As Colonel-in-Chief of the Army Air Corps, it gives me particular pleasure to acknowledge the enormous debt of gratitude we owe to those who founded it and the many since who, especially in the early years, worked to ensure its continued success.

In 1957, when the Corps was formed, the British Army had just a small number of Air Observation Post light aircraft which were used for artillery spotting and observation. Its predecessors the Air OP Squadrons and Glider Pilot Regiment had served with distinction in the Second World War when the helicopter was still in its infancy.

With the introduction to service of the Apache Attack Helicopter into today's Army Air Corps, who could have imagined then that the helicopter would come to play such a leading role in the battlefield?

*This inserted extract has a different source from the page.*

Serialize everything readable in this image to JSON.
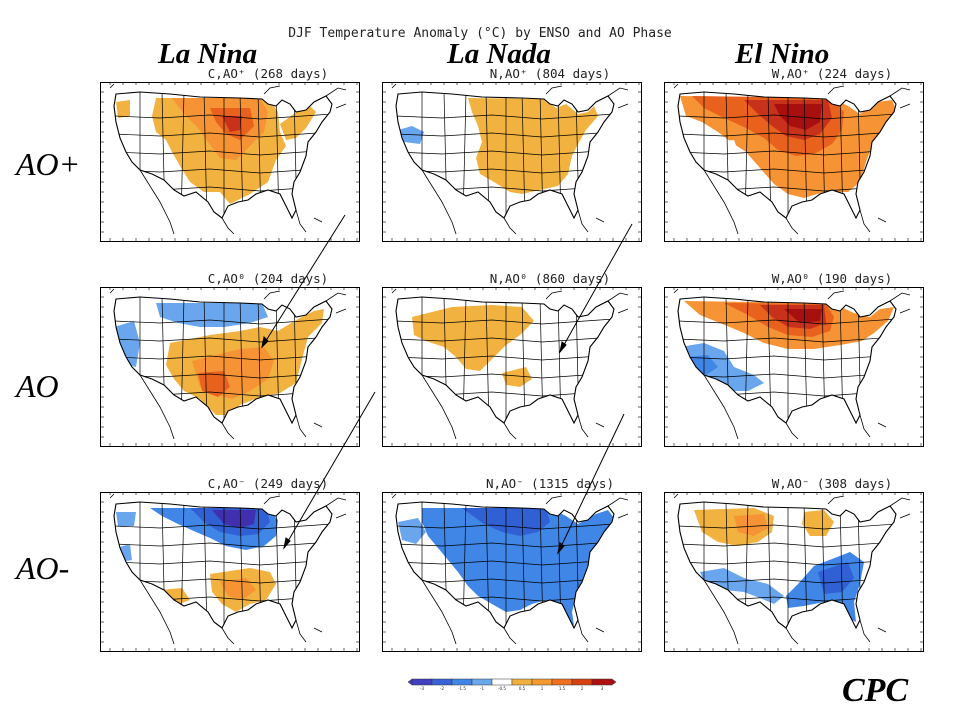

Since its formation, the Corps has been deployed in almost every country where the British Army has operated. From Borneo to Aden and from the Falkland Islands to the Gulf, the Army Air Corps has served with great credit, whatever role it was called upon to perform. Its history which is so well presented at the Corps' museum at Middle Wallop, is fascinating; indeed it is littered with many examples of the bravery, imagination and verve for which the Corps is renowned. The Army Historic Aircraft Flight brings that history alive with care and devotion by keeping these wonderful aircraft, no longer in service, in flying condition and by demonstrating them in public.

As Colonel-in-Chief, I can only say how proud I am to be associated with the Army Air Corps and the Historic Aircraft Flight.